Hochtief will gegen seinen Rausschmiss aus der Vergabe des lukrativen Flughafenneubaus durch alle Instanzen klagen. Ein Erfolg würde zu weiteren Verzögerungen führen. Flughafenplaner verschnupft

von RICHARD ROTHER

Das Verfahren um die Privatisierung der drei Berliner Flughäfen und den Bau des neuen Großflughafens in Schönefeld ist erneut ins Trudeln geraten. Völlig überraschend verkündete gestern der Essener Baukonzern Hochtief, gegen seinen Ausschluss aus dem lukrativen Großprojekt durch alle Instanzen klagen zu wollen.

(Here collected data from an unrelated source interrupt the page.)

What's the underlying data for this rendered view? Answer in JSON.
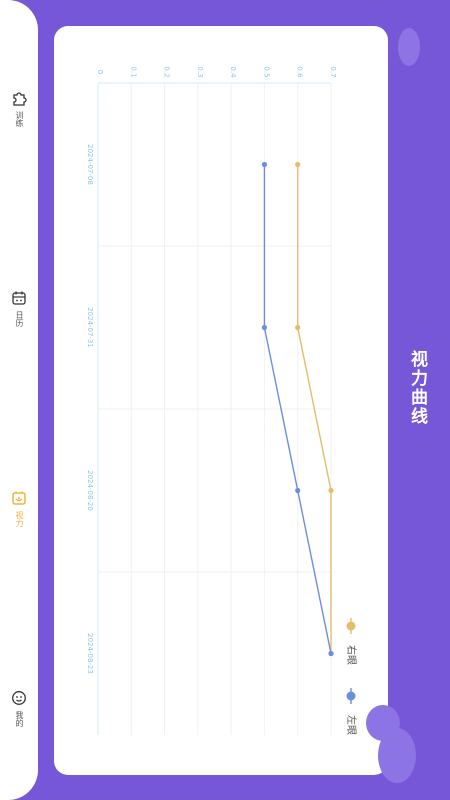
{
  "page_title": "视力曲线",
  "nav": {
    "items": [
      {
        "label": "训练",
        "icon": "puzzle-icon"
      },
      {
        "label": "日历",
        "icon": "calendar-icon"
      },
      {
        "label": "视力",
        "icon": "vision-icon",
        "active": true
      },
      {
        "label": "我的",
        "icon": "profile-icon"
      }
    ]
  },
  "colors": {
    "background": "#7557d8",
    "active_tab": "#f2b33a",
    "right_eye": "#e5bd6a",
    "left_eye": "#6b8ee0"
  },
  "chart_data": {
    "type": "line",
    "orientation": "rotated 90 degrees clockwise",
    "categories": [
      "2024-07-08",
      "2024-07-31",
      "2024-08-20",
      "2024-08-23"
    ],
    "series": [
      {
        "name": "右眼",
        "values": [
          0.6,
          0.6,
          0.7,
          0.7
        ]
      },
      {
        "name": "左眼",
        "values": [
          0.5,
          0.5,
          0.6,
          0.7
        ]
      }
    ],
    "ylim": [
      0,
      0.7
    ],
    "yticks": [
      "0",
      "0.1",
      "0.2",
      "0.3",
      "0.4",
      "0.5",
      "0.6",
      "0.7"
    ],
    "grid": true,
    "legend": "bottom"
  }
}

Die Baulöwen haben den Zeitpunkt dramaturgisch geschickt gewählt. Auf den Tag genau vor einem Jahr hatte das Brandenburger Oberlandesgericht die Hochtief-Privatisierung für ungültig erklärt – wegen verschiedener Verstöße gegen das Vergaberecht. Im Februar dieses Jahres hatte die für die Privatisierung verantwortliche Projektplanungsgesellschaft PPS die Essener aus dem Verfahren ausgeschlossen. Die PPS verhandelt jetzt mit dem Konkurrenz-Konsortium um die Bonner Immobiliengruppe IVG um den Zuschlag für das Acht-Milliarden Projekt.

Dagegen hat nun das Hochtief-Konsortium, dem unter anderem die Bankgesellschaft Berlin und die Frankfurter Flughafen AG (FAG) angehören, einen Nachprüfungsantrag bei der Vergabekammer des Landes Brandenburg eingereicht. „Wir wollen den Großflughafen bauen“, sagte Hochtief-Vorstandsmitglied Wolfhard Leichnitz gestern. Nach den bisherigen Planungen soll der neue Großflughafen im Jahr 2007 in Betrieb gehen.

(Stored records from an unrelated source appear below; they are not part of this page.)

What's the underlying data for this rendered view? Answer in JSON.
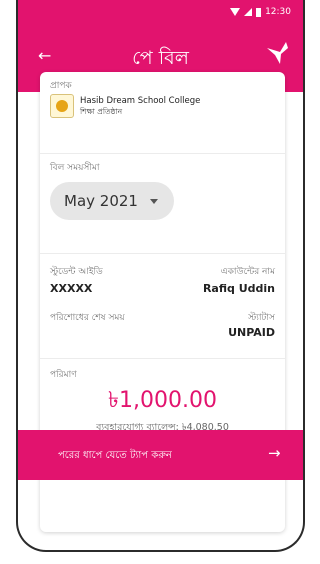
{
  "status_bar": {
    "time": "12:30"
  },
  "header": {
    "back_icon": "arrow-left-icon",
    "title": "পে বিল",
    "logo_icon": "bird-icon"
  },
  "receiver": {
    "label": "প্রাপক",
    "name": "Hasib Dream School College",
    "subtitle": "শিক্ষা প্রতিষ্ঠান"
  },
  "bill_period": {
    "label": "বিল সময়সীমা",
    "selected": "May 2021"
  },
  "details": {
    "student_id_label": "স্টুডেন্ট আইডি",
    "student_id_value": "XXXXX",
    "account_name_label": "একাউন্টের নাম",
    "account_name_value": "Rafiq Uddin",
    "deadline_label": "পরিশোধের শেষ সময়",
    "status_label": "স্ট্যাটাস",
    "status_value": "UNPAID"
  },
  "amount": {
    "label": "পরিমাণ",
    "value": "৳1,000.00",
    "balance": "ব্যবহারযোগ্য ব্যালেন্স: ৳4,080.50"
  },
  "cta": {
    "label": "পরের ধাপে যেতে ট্যাপ করুন",
    "arrow_icon": "arrow-right-icon"
  },
  "colors": {
    "accent": "#e2136e"
  }
}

Die Hochtief-Offensive könnte den Zeitplan aber erneut gefährden. Denn die PPS darf bis zu einer endgültigen gerichtlichen Entscheidung über den Ausschluss keinen rechtskräftigen Vertrag mit dem IVG-Konsortium abschließen. Bis Jahresende wollen die Flughafenplaner den Vertrag unterschriftsreif haben. Mindestens ebenso lange dürfte ein Gerichtsverfahren dauern, das sich an das Nachprüfungsverfahren anschließen würde.

Sollte Hochtief Erfolg haben, wären die Verhandlungen auf den Stand von 1998 zurückgeworfen. Wahrscheinlich ist, dass die IVG dann ebenfalls klagen würde. Die Konkurrenten, die sich spinnefeind sind, könnten sich ewig gegenseitig blockieren. Selbst bei einer außergerichtlichen Einigung, die Hochtief gestern ins Spiel brachte, dürfte es zu Verzögerungen kommen.

Die Essener jedenfalls sind von ihrem Erfolg überzeugt. Dass im Flughafen-Krimi einiges möglich ist, hat das Oberlandesgericht vor einem Jahr bewiesen. Auch damals hatte kaum jemand mit der Annullierung der Privatisierung gerechnet.

Zudem gehen die Essener mit ihrer jetzigen Offensive ein Risiko ein, das sie sich wohl überlegt haben dürften. In einem Gerichtsverfahren würden die Ausschlussgründe öffentlich auf den Tisch kommen. Sämtliche Vorwürfe gegen das Hochtief-Konsortium, so Leichnitz, beruhten auf „Vermutungen, Verdächtigungen und Spekulationen“. Dies werde man der Vergabekammer haarklein darlegen. Insider hatten im Flughafenkrimi von Industriespionage und illegalen Methoden gesprochen.

Die Flughafenplaner reagierten gestern verschnupft. Intensive Recherchen hätten eine Reihe von Verstößen gegen das Vergaberecht durch Hochtief und die FAG aufgedeckt, hieß es in einer PPS-Erklärung. Diese Verstöße seien durch die parallel laufende Ermittlungen der Staatsanwaltschaft bestätigt worden. Diese habe das Verfahren im April nur deshalb eingestellt, weil durch den Ausschluss von Hochtief kein Vermögensschaden entstanden sei, so ein PPS-Sprecher. Im Klartext: kein Schaden, kein Betrug. PPS-Geschäftsführer Michael Pieper drohte gestern denn auch, er werde „die lückenlose Dokumentation unserer Erkenntnisse der Vergabekammer oder auch dem Oberlandesgericht zur Verfügung stellen“. Die Schlammschlacht hat begonnen.